菜々星のお母さんが近づいてきて、仁の向かいの席に座る。


『本当に感謝してる、毎日来てくれてありがとう。仁くんみたいにいい子、他にはいないわ。こんなにいい子いるんだって毎日驚いてるのよ』

「俺も毎日菜々星に会って楽しいです」

『本当? ……今まで菜々星に友達なんていなかったから、本人も初めての友達が出来たって喜んでいるのよ』

「そうですか。それは良かったです」


すると、菜々星のお母さんは黙り込んだ。


「どうか……しました?」


仁がそう聞くと、菜々星のお母さんは目に涙を溜めていた。


「ど、どうしたんですか?」


菜々星のお母さんは口を開いた。


『本当はね、退院できないかもしれないの』

「え……?」

『あの子には伝えてないけどね、深刻なのよ、病状が』

「病状、ですか?」

『あの子、本当は重い病気を持ってるのよ、教えられないけどね』


そうだったんだ……全然分からなかった。だって菜々星、元気だったから。


『家に居た時に、あの子が倒れて、病院に運んだんだけど、一週間も目を開けなくて、やっと目を開けた時に仁くんに出会ったのよ。仁くんのお陰で毎日楽しいって。本当にありがとうね』

「いえ。……でも、お母さんも凄いですよ」

『え?』

「毎日、ずっとそばにいて。……凄いです。俺の母さんなんか、数日来ただけで目の下にくまできてましたもん」

『そうなの? でも私もそうだったわよ? もう今は大丈夫になったの』

「良かった」

『……仁くんの家はここから近いの?』

「いえ、近くはないです。少し離れてます」

『そうなの? なのにわざわざゴメンね』

「大丈夫です! 毎日楽しいんで。あ、菜々星の家は近いんですか?」


するとお母さんは立ち上がった。


『ほら、あそこ見てみて? 赤い屋根があるでしょ? あそこよ』


窓のそばに立ち、指を指した。確かに赤い屋根がある。


「近いんですね」

『そう。もし、本当にもし菜々星が退院したら病院じゃなくて、あの家に来てね?』

「あ、はい」










5月22日。



『ねぇ、仁くん。バスケの音を聞かせて?』

「いいよ」


仁はドリブルをしながら話し始めた。


「菜々星さ、くんって辞めたら?」

『え? ……じゃあ……仁。こう?』

「うん! やっぱ、呼び捨てがいいな」

『仁……。仁! 仁っ!』

「いや、そんなに呼ばなくてもいいよ」


ドリブルをしながら、菜々星にちょっと訊いてみた。


「菜々星さ、やってみたいものとか、欲しい物とかあったりする?」

『なに急に』と言って菜々星は笑った。『ん~、欲しい物はね、目!』


 そうなることを予想していなかった俺はバカだ。菜々星は目が見えないんだから、目がほしいって言うに決まってるのに。
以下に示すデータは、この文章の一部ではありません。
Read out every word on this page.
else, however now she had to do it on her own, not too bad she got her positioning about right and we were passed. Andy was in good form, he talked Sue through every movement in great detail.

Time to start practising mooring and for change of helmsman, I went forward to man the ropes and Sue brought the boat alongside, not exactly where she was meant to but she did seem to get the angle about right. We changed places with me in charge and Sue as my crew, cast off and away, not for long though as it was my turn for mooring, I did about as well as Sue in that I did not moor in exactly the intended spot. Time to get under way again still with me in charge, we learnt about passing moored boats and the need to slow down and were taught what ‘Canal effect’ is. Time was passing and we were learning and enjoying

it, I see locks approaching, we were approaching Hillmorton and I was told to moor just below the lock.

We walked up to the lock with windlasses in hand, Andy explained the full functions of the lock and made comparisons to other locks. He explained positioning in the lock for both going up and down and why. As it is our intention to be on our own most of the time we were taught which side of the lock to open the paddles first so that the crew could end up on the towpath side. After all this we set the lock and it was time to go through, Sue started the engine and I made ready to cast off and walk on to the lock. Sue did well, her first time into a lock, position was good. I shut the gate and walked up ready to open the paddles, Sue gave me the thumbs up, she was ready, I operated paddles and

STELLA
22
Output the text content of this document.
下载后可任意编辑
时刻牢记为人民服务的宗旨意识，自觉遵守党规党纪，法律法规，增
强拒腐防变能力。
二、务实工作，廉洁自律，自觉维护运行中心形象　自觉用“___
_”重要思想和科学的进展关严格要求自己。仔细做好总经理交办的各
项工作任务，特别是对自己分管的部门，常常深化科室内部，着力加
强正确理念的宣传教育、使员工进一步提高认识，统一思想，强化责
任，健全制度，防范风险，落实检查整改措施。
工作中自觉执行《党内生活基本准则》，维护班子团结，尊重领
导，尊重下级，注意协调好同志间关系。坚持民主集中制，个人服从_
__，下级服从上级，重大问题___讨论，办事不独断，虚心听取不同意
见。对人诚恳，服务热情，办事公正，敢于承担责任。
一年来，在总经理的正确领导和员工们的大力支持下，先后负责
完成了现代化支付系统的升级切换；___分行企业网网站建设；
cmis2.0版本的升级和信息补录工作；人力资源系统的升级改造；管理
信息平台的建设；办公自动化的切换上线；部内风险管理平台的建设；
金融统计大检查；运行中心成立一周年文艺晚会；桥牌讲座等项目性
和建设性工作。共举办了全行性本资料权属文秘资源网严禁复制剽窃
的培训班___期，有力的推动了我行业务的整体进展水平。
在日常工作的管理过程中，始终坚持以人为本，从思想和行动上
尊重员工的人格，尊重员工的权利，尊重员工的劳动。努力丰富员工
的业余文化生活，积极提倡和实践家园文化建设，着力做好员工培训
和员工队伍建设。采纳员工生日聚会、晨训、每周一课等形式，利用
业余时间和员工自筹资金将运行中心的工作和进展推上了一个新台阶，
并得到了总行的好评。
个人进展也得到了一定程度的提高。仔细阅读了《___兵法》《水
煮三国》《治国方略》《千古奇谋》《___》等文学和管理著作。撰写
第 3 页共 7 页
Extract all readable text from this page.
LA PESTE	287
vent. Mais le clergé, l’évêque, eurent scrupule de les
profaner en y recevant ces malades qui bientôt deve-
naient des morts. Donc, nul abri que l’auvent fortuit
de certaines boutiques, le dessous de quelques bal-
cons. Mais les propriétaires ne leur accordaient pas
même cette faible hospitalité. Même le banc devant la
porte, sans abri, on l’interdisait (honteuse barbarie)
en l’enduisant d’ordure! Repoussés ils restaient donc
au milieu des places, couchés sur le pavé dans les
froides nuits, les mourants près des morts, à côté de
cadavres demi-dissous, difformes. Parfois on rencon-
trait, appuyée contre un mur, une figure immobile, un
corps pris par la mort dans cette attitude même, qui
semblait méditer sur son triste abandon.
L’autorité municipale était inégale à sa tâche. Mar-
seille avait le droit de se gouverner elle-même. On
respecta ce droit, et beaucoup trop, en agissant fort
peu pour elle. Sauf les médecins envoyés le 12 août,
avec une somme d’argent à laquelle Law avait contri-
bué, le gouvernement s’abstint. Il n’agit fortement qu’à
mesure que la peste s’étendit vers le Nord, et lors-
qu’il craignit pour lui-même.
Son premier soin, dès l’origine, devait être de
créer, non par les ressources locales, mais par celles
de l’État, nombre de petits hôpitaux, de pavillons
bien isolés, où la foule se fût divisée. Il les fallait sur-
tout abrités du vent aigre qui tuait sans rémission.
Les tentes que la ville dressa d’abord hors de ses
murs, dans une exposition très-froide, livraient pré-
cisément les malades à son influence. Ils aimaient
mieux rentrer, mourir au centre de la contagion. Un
「そ、そうだよね。目、ほしいよね、僕の目をあげたい気分だよ、本当に」

『あとね、彼氏ほしい』

「彼氏、いないの?」

『いるように見える? 目見えないのに? 仁が初めての友達なんだよ?』


俺が初めての友達……。初めての、友達……。


「なるほどね。俺も欲しいよ、彼女。そういう年ごろなのかな、俺達」

『病院内でもね、カップルなんてたくさんいるんだよ。イチャイチャしてるのが聞こえて来る。耳が良い私にはお見通しなのにね?』

「耳が良すぎて怖いよ、まさか、俺の心の声まで聞こえてたりしないよね?」

『そんなの聞こえる訳無いでしょ?』と言って、菜々星は笑った。


 良かった。聞こえてちゃ困るよ、だって俺、今、ヤバいほど心拍数が高くなってるから。


 俺は……俺は、菜々星が好きなんだ。今、この場で、俺が菜々星の彼氏になる? なんて、言えない。菜々星は、俺を友達としか思ってないだろうし、黙っておこう。